A week later, at the Libanon Gold Mine Stadium, which is 30 miles from Johannesburg and halfway between that city and Potchefstroom, Joseph Leserwane, a tall, slender Bantu who works as a mine clerk and wears a rather sparse Vandyke beard, won the South African nonwhite 100-meter championship in 10.3 seconds, helped along by a very brisk wind.

The crowd watching Leserwane was multiracial and about evenly divided between black and white. The whites sat in a small grandstand at the finish lines, and the blacks crowded against the wire fences on either side of the stands, perched on the sloped green turf which makes a shallow bowl of the stadium. All of the officials at Potchefstroom and Libanon were white.

Aside from speed afoot, Nash and Leserwane share one other thing: both are bitterly disappointed by the recent action of the International Olympic Committee which denied them a chance to compete in Mexico City. Said Leserwane, very softly, after his victory, "I was the sahddest mahn in Ahfrica when I heard the news. All of the strength left my legs and the heart went out of me. But it is not so bahd for me as for some of the others. I am a young mahn of 21 years, and I will still be in my prime in 1972, if we are admitted then. I have done 46.9 in the 400 meters, and I am sure to do much better, so I will keep trying and hoping. But I am very sorry for a mahn like Humphrey Khosi. He has no more chahnce."

Nash was neither as articulate nor as friendly as Leserwane.

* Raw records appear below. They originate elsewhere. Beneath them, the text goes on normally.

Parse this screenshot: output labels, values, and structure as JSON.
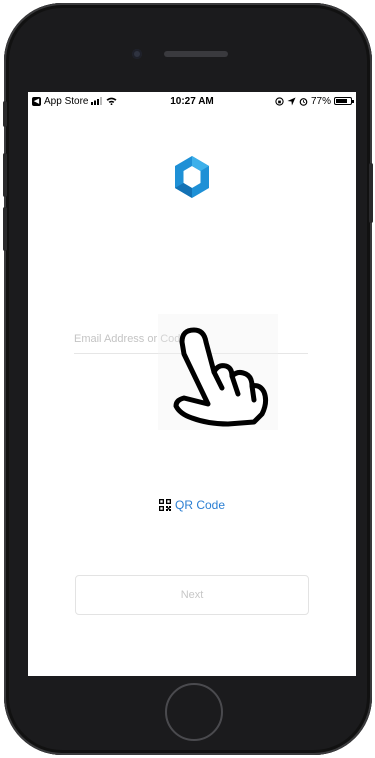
{
  "status_bar": {
    "carrier": "App Store",
    "time": "10:27 AM",
    "battery": "77%",
    "battery_level": 0.77
  },
  "login": {
    "email_placeholder": "Email Address or Code",
    "qr_label": "QR Code",
    "next_label": "Next"
  },
  "colors": {
    "accent": "#2b7fd3",
    "logo_blue": "#1e90d6",
    "phone_body": "#1b1b1d"
  },
  "icons": [
    "back-icon",
    "signal-icon",
    "wifi-icon",
    "location-icon",
    "alarm-icon",
    "battery-icon",
    "app-logo-icon",
    "qr-code-icon",
    "pointer-hand-icon"
  ]
}
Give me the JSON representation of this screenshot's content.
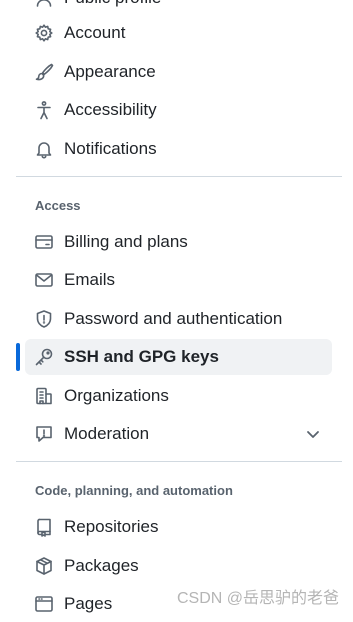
{
  "partial_top_item": {
    "label": "Public profile",
    "icon": "person-icon"
  },
  "group1": [
    {
      "label": "Account",
      "icon": "gear-icon"
    },
    {
      "label": "Appearance",
      "icon": "paintbrush-icon"
    },
    {
      "label": "Accessibility",
      "icon": "accessibility-icon"
    },
    {
      "label": "Notifications",
      "icon": "bell-icon"
    }
  ],
  "access": {
    "heading": "Access",
    "items": [
      {
        "label": "Billing and plans",
        "icon": "credit-card-icon"
      },
      {
        "label": "Emails",
        "icon": "mail-icon"
      },
      {
        "label": "Password and authentication",
        "icon": "shield-icon"
      },
      {
        "label": "SSH and GPG keys",
        "icon": "key-icon",
        "active": true
      },
      {
        "label": "Organizations",
        "icon": "organization-icon"
      },
      {
        "label": "Moderation",
        "icon": "report-icon",
        "expandable": true
      }
    ]
  },
  "code": {
    "heading": "Code, planning, and automation",
    "items": [
      {
        "label": "Repositories",
        "icon": "repo-icon"
      },
      {
        "label": "Packages",
        "icon": "package-icon"
      },
      {
        "label": "Pages",
        "icon": "browser-icon"
      }
    ]
  },
  "watermark": "CSDN @岳思驴的老爸",
  "colors": {
    "accent": "#0969da",
    "active_bg": "#f0f2f4",
    "text": "#1f2328",
    "muted": "#59636e",
    "divider": "#d1d9e0"
  }
}
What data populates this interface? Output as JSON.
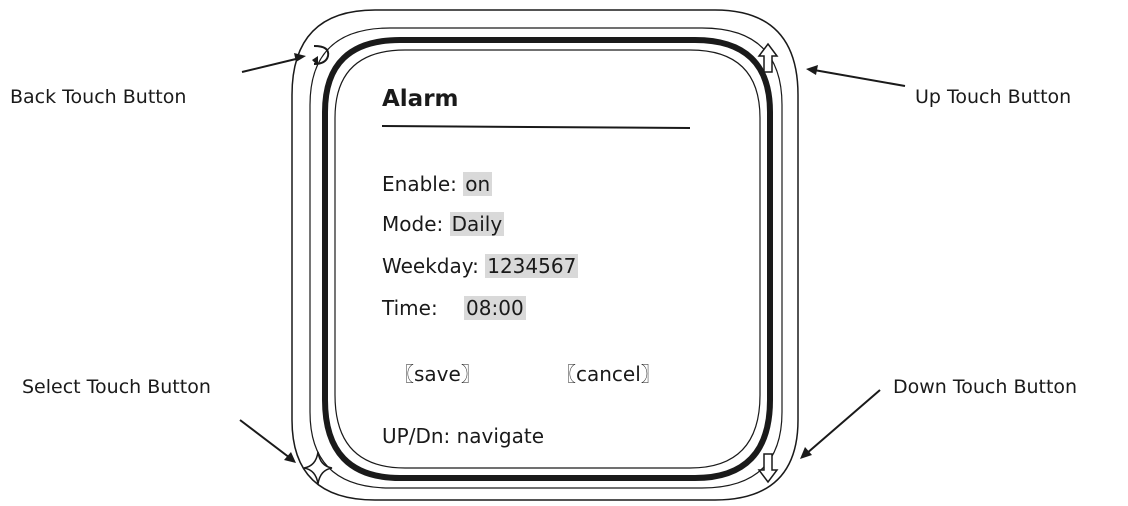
{
  "callouts": {
    "back": "Back Touch Button",
    "up": "Up Touch Button",
    "select": "Select Touch Button",
    "down": "Down Touch Button"
  },
  "screen": {
    "title": "Alarm",
    "rows": [
      {
        "label": "Enable:",
        "value": "on"
      },
      {
        "label": "Mode:",
        "value": "Daily"
      },
      {
        "label": "Weekday:",
        "value": "1234567"
      },
      {
        "label": "Time:",
        "value": "08:00"
      }
    ],
    "save_label": "〖save〗",
    "cancel_label": "〖cancel〗",
    "hint": "UP/Dn: navigate"
  },
  "icons": {
    "back": "back-arrow-icon",
    "up": "up-arrow-icon",
    "down": "down-arrow-icon",
    "select": "four-point-star-icon"
  },
  "colors": {
    "line": "#1a1a1a",
    "highlight": "#d9d9d9"
  }
}
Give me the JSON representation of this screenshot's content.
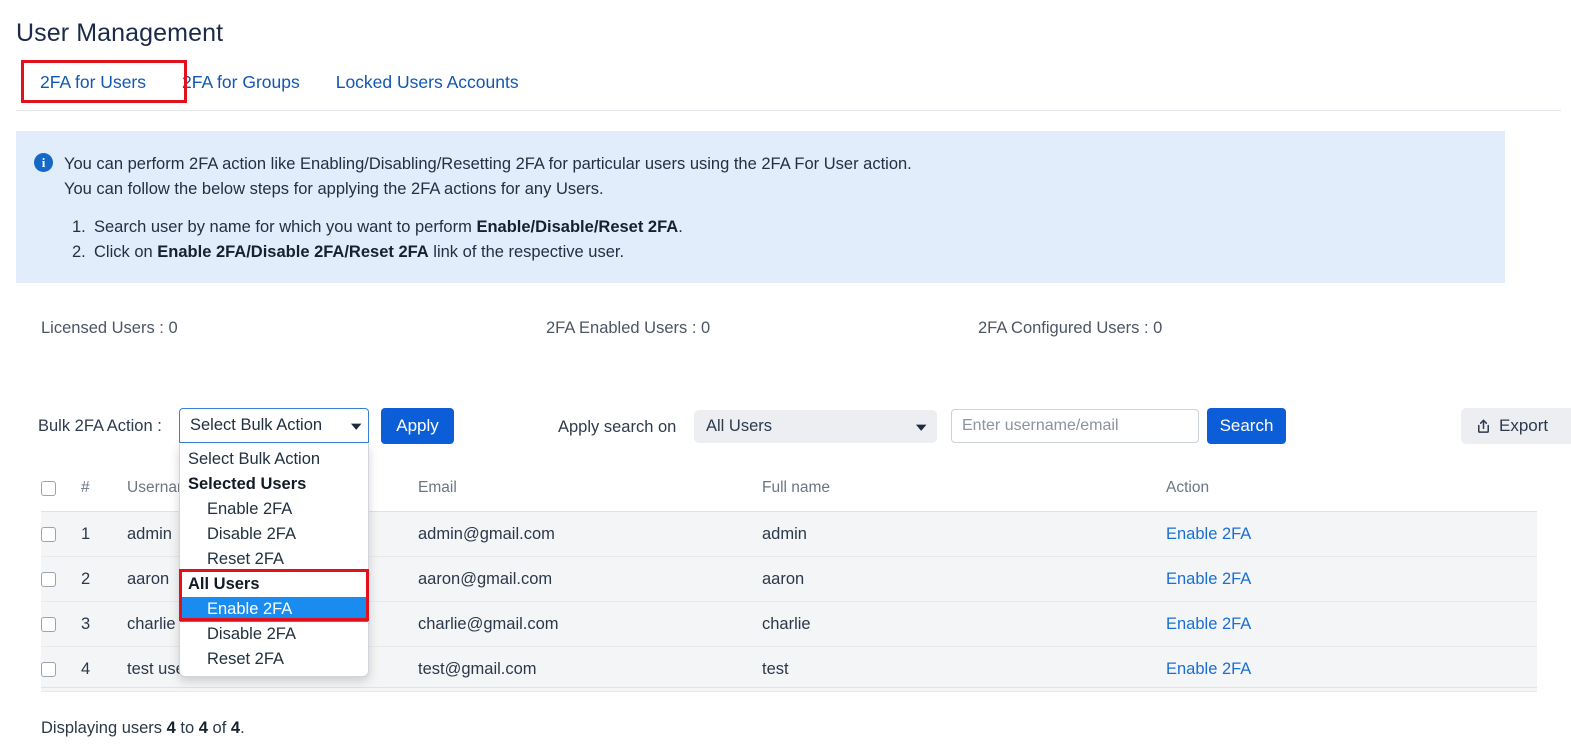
{
  "header": {
    "title": "User Management"
  },
  "tabs": [
    {
      "label": "2FA for Users",
      "active": true
    },
    {
      "label": "2FA for Groups",
      "active": false
    },
    {
      "label": "Locked Users Accounts",
      "active": false
    }
  ],
  "info_banner": {
    "icon": "info-circle-icon",
    "line1": "You can perform 2FA action like Enabling/Disabling/Resetting 2FA for particular users using the 2FA For User action.",
    "line2": "You can follow the below steps for applying the 2FA actions for any Users.",
    "step1_num": "1.",
    "step1_prefix": "Search user by name for which you want to perform ",
    "step1_bold": "Enable/Disable/Reset 2FA",
    "step1_suffix": ".",
    "step2_num": "2.",
    "step2_prefix": "Click on ",
    "step2_bold": "Enable 2FA/Disable 2FA/Reset 2FA",
    "step2_suffix": " link of the respective user."
  },
  "stats": {
    "licensed_users": "Licensed Users : 0",
    "enabled_users": "2FA Enabled Users : 0",
    "configured_users": "2FA Configured Users : 0"
  },
  "toolbar": {
    "bulk_label": "Bulk 2FA Action :",
    "bulk_select_value": "Select Bulk Action",
    "apply_label": "Apply",
    "search_on_label": "Apply search on",
    "search_on_value": "All Users",
    "search_placeholder": "Enter username/email",
    "search_value": "",
    "search_button_label": "Search",
    "export_label": "Export",
    "caret": "⌄"
  },
  "bulk_dropdown": {
    "open": true,
    "items": [
      {
        "label": "Select Bulk Action",
        "type": "option",
        "selected": false
      },
      {
        "label": "Selected Users",
        "type": "group",
        "selected": false
      },
      {
        "label": "Enable 2FA",
        "type": "option",
        "selected": false
      },
      {
        "label": "Disable 2FA",
        "type": "option",
        "selected": false
      },
      {
        "label": "Reset 2FA",
        "type": "option",
        "selected": false
      },
      {
        "label": "All Users",
        "type": "group",
        "selected": false
      },
      {
        "label": "Enable 2FA",
        "type": "option",
        "selected": true
      },
      {
        "label": "Disable 2FA",
        "type": "option",
        "selected": false
      },
      {
        "label": "Reset 2FA",
        "type": "option",
        "selected": false
      }
    ]
  },
  "table": {
    "columns": [
      "#",
      "Username",
      "Email",
      "Full name",
      "Action"
    ],
    "rows": [
      {
        "num": "1",
        "username": "admin",
        "email": "admin@gmail.com",
        "fullname": "admin",
        "action": "Enable 2FA"
      },
      {
        "num": "2",
        "username": "aaron",
        "email": "aaron@gmail.com",
        "fullname": "aaron",
        "action": "Enable 2FA"
      },
      {
        "num": "3",
        "username": "charlie",
        "email": "charlie@gmail.com",
        "fullname": "charlie",
        "action": "Enable 2FA"
      },
      {
        "num": "4",
        "username": "test user",
        "email": "test@gmail.com",
        "fullname": "test",
        "action": "Enable 2FA"
      }
    ]
  },
  "footer": {
    "displaying_prefix": "Displaying users ",
    "displaying_from": "4",
    "displaying_mid": " to ",
    "displaying_to": "4",
    "displaying_of": " of ",
    "displaying_total": "4",
    "displaying_suffix": "."
  },
  "colors": {
    "accent_blue": "#0b5ed7",
    "link_blue": "#1a6fd4",
    "highlight_red": "#e2101a",
    "selected_option_bg": "#1a8cf0",
    "banner_bg": "#e1edfb"
  }
}
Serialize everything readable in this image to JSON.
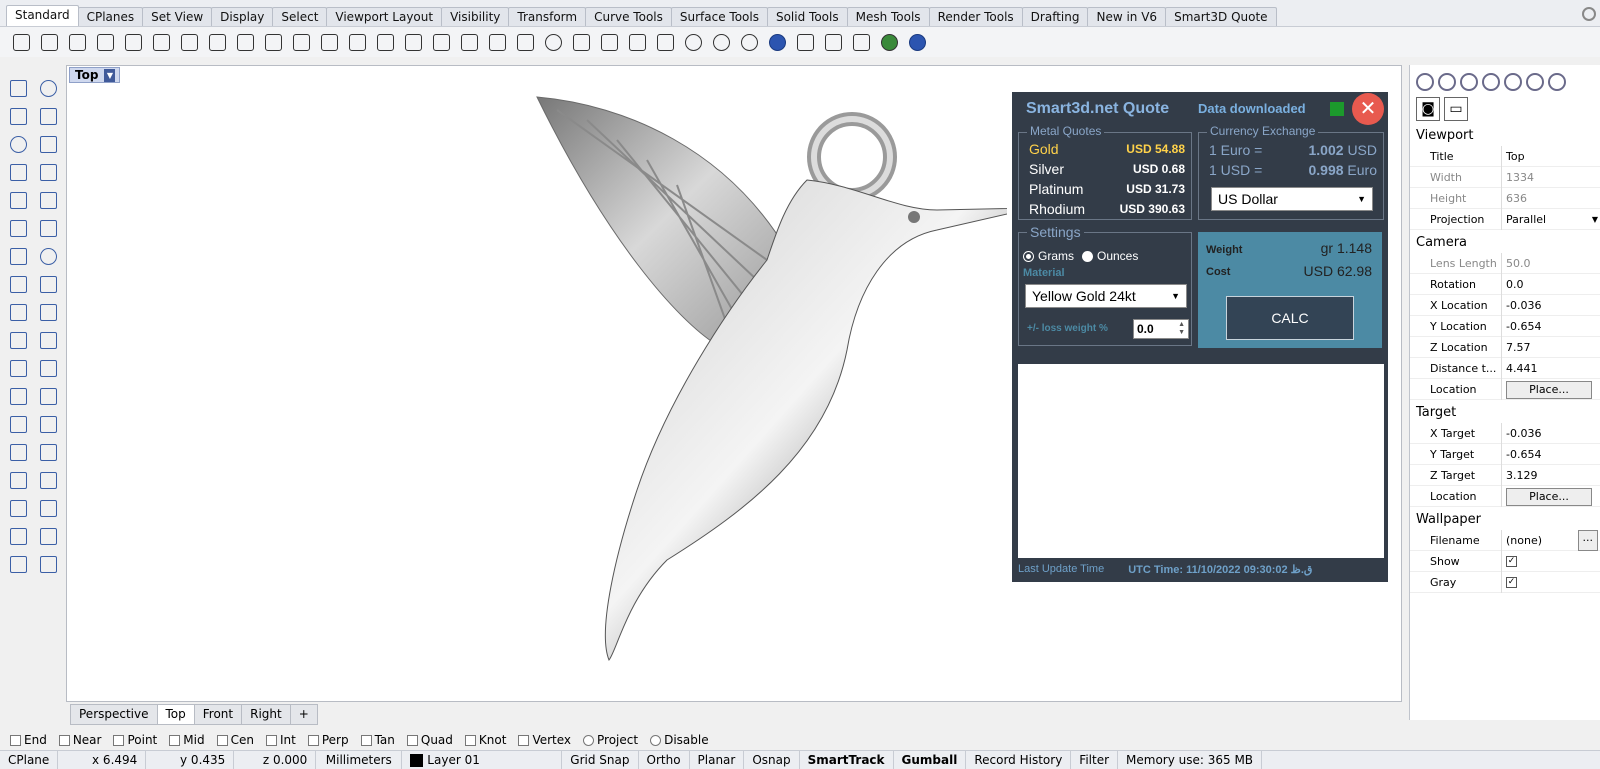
{
  "tabs": [
    "Standard",
    "CPlanes",
    "Set View",
    "Display",
    "Select",
    "Viewport Layout",
    "Visibility",
    "Transform",
    "Curve Tools",
    "Surface Tools",
    "Solid Tools",
    "Mesh Tools",
    "Render Tools",
    "Drafting",
    "New in V6",
    "Smart3D Quote"
  ],
  "active_tab": "Standard",
  "viewport": {
    "label": "Top"
  },
  "viewport_tabs": [
    "Perspective",
    "Top",
    "Front",
    "Right"
  ],
  "quote": {
    "title": "Smart3d.net Quote",
    "status": "Data downloaded",
    "status_color": "#1c9a2c",
    "metal_quotes": {
      "title": "Metal Quotes",
      "rows": [
        {
          "name": "Gold",
          "value": "USD 54.88",
          "color": "#ffd24a"
        },
        {
          "name": "Silver",
          "value": "USD 0.68",
          "color": "#ffffff"
        },
        {
          "name": "Platinum",
          "value": "USD 31.73",
          "color": "#ffffff"
        },
        {
          "name": "Rhodium",
          "value": "USD 390.63",
          "color": "#ffffff"
        }
      ]
    },
    "currency": {
      "title": "Currency Exchange",
      "row1_left": "1 Euro =",
      "row1_val": "1.002",
      "row1_unit": "USD",
      "row2_left": "1 USD =",
      "row2_val": "0.998",
      "row2_unit": "Euro",
      "selected": "US Dollar"
    },
    "settings": {
      "title": "Settings",
      "unit_grams": "Grams",
      "unit_ounces": "Ounces",
      "material_label": "Material",
      "material": "Yellow Gold 24kt",
      "loss_label": "+/- loss weight %",
      "loss_value": "0.0"
    },
    "result": {
      "weight_label": "Weight",
      "weight_value": "gr 1.148",
      "cost_label": "Cost",
      "cost_value": "USD  62.98",
      "calc_label": "CALC"
    },
    "footer": {
      "label": "Last Update Time",
      "value": "UTC Time: 11/10/2022 09:30:02 ق.ظ"
    }
  },
  "osnaps": [
    "End",
    "Near",
    "Point",
    "Mid",
    "Cen",
    "Int",
    "Perp",
    "Tan",
    "Quad",
    "Knot",
    "Vertex",
    "Project",
    "Disable"
  ],
  "status_bar": {
    "cplane": "CPlane",
    "x": "x 6.494",
    "y": "y 0.435",
    "z": "z 0.000",
    "units": "Millimeters",
    "layer": "Layer 01",
    "toggles": [
      "Grid Snap",
      "Ortho",
      "Planar",
      "Osnap",
      "SmartTrack",
      "Gumball",
      "Record History",
      "Filter"
    ],
    "bold_toggles": [
      "SmartTrack",
      "Gumball"
    ],
    "memory": "Memory use: 365 MB"
  },
  "properties": {
    "viewport_section": "Viewport",
    "title_label": "Title",
    "title_value": "Top",
    "width_label": "Width",
    "width_value": "1334",
    "height_label": "Height",
    "height_value": "636",
    "projection_label": "Projection",
    "projection_value": "Parallel",
    "camera_section": "Camera",
    "lens_label": "Lens Length",
    "lens_value": "50.0",
    "rotation_label": "Rotation",
    "rotation_value": "0.0",
    "xloc_label": "X Location",
    "xloc_value": "-0.036",
    "yloc_label": "Y Location",
    "yloc_value": "-0.654",
    "zloc_label": "Z Location",
    "zloc_value": "7.57",
    "dist_label": "Distance t...",
    "dist_value": "4.441",
    "loc_label": "Location",
    "place_label": "Place...",
    "target_section": "Target",
    "xt_label": "X Target",
    "xt_value": "-0.036",
    "yt_label": "Y Target",
    "yt_value": "-0.654",
    "zt_label": "Z Target",
    "zt_value": "3.129",
    "tloc_label": "Location",
    "wallpaper_section": "Wallpaper",
    "file_label": "Filename",
    "file_value": "(none)",
    "show_label": "Show",
    "gray_label": "Gray"
  }
}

In recent months he has four times tied the world record of 10 seconds flat in the 100 meters (three times with the assistance of a following wind), but a pulled muscle hampered his training before this meeting.

"I don't have to apologize for a 10.2," he said. "I lost my edge when my training went off after the injury."

"What was your reaction to the rejection of South Africa by the IOC?" he was asked.

"No political questions," he said angrily.

"Had you looked forward to competing with the American sprinters in Mexico City?"

"I don't look forward to competing with anyone," he said. "A competitor is just a competitor to me. I expect to beat them all, but if one beats me on a certain day he's the better man on that day and that's that." He slipped a sweater over a T shirt with " UCLA Bruins" on the front, a souvenir of a trip to the U.S.